A number consists of one or more digit characters and represents a numeric value.

4.3 String

A string is in one of three forms: synchronizing literal, non-synchronizing literal, or quoted string. The synchronizing literal form is the general form of a string, without limitation on the characters the string may include. The non-synchronizing literal form is also the general form, but it has a length restriction. The quoted string form is an alternative that avoids the overhead of processing a literal, but has limitations on the characters that may be used.

When the distinction between synchronizing and non-synchronizing literals is not important, this document only uses the term "literal".

A synchronizing literal is a sequence of zero or more octets (including CR and LF), prefix-quoted with an octet count in the form of an open brace ("\\{"), the number of octets, a close brace ("\\}"), and a CRLF. In the case of synchronizing literals transmitted from server to client, the CRLF is immediately followed by the octet data. In the case of synchronizing literals transmitted from client to server, the client MUST wait to receive a command continuation request before sending the octet data.

The non-synchronizing literal is an alternative form of synchronizing literal and may be used from client to server anywhere a synchronizing literal is permitted. The non-synchronizing literal form MUST NOT be sent from server to client. The non-synchronizing literal is distinguished from the synchronizing literal by having a plus ("+") between the octet count and the closing brace ("\\}"). Unless otherwise specified in an IMAP extension, non-synchronizing literals MUST NOT be larger than 4096 octets.

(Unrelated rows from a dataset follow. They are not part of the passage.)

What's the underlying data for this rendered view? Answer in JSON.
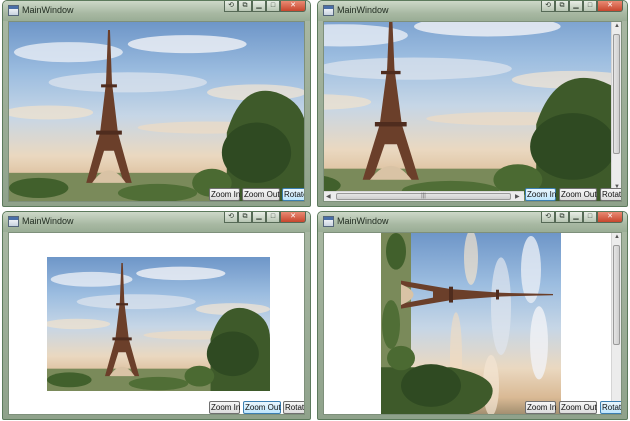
{
  "windows": [
    {
      "title": "MainWindow",
      "buttons": {
        "zoom_in": "Zoom In",
        "zoom_out": "Zoom Out",
        "rotate": "Rotate"
      },
      "focused_button": "rotate"
    },
    {
      "title": "MainWindow",
      "buttons": {
        "zoom_in": "Zoom In",
        "zoom_out": "Zoom Out",
        "rotate": "Rotate"
      },
      "focused_button": "zoom_in"
    },
    {
      "title": "MainWindow",
      "buttons": {
        "zoom_in": "Zoom In",
        "zoom_out": "Zoom Out",
        "rotate": "Rotate"
      },
      "focused_button": "zoom_out"
    },
    {
      "title": "MainWindow",
      "buttons": {
        "zoom_in": "Zoom In",
        "zoom_out": "Zoom Out",
        "rotate": "Rotate"
      },
      "focused_button": "rotate"
    }
  ],
  "titlebar_icons": [
    "help-icon",
    "restore-icon",
    "minimize-icon",
    "maximize-icon",
    "close-icon"
  ],
  "colors": {
    "sky": "#9cbde0",
    "tower": "#6b3f2a",
    "trees": "#3e5a2a",
    "focus": "#3c7fb1"
  }
}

A quoted string is a sequence of zero or more Unicode characters, excluding CR and LF, encoded in UTF-8, with double quote (") characters at each end.

The empty string is represented as "" (a quoted string with zero characters), as \\{0\\} followed by a CRLF, or as \\{0+\\} followed by a CRLF.

4.3.1 8-Bit and Binary Strings

8-bit textual and binary mail is supported through the use of a MIME-IMB content transfer encoding. IMAP4rev2 implementations MAY transmit 8-bit or multi-octet characters in literals but SHOULD do so only when the CHARSET is identified.

IMAP4rev2 is compatible with I18N-HDRS. As a result, the identified charset for header-field values with 8-bit content is UTF-8. IMAP4rev2 implementations MUST accept and MAY transmit UTF-8 text in quoted-strings as long as the string does not contain NUL, CR, or LF.

Although a BINARY content transfer encoding is defined, unencoded binary strings are not permitted, unless returned in a <literal8> in response to a BINARY.PEEK or BINARY FETCH data item. A "binary string" is any string with NUL characters.

4.4 Parenthesized List

Data structures are represented as a "parenthesized list"; a sequence of data items, delimited by space, and bounded at each end by parentheses. A parenthesized list can contain other parenthesized lists, using multiple levels of parentheses to indicate nesting.

The empty list is represented as () -- a parenthesized list with no members.

4.5 NIL

The special form "NIL" represents the non-existence of a particular data item that is represented as a string or parenthesized list, as distinct from the empty string "" or the empty parenthesized list ().

Note: NIL is never used for any data item that takes the form of an atom. For example, a mailbox name of "NIL" is a mailbox named NIL as opposed to a non-existent mailbox name.

Examples

The following LIST response:

* LIST () "/" NIL

is equivalent to:

* LIST () "/" "NIL"

However, the following response:

* FETCH 1 (BODY[1] NIL)

is not equivalent to:

* FETCH 1 (BODY[1] "NIL")

The former indicates absence of the body part, while the latter means that it contains a string with the three characters "NIL".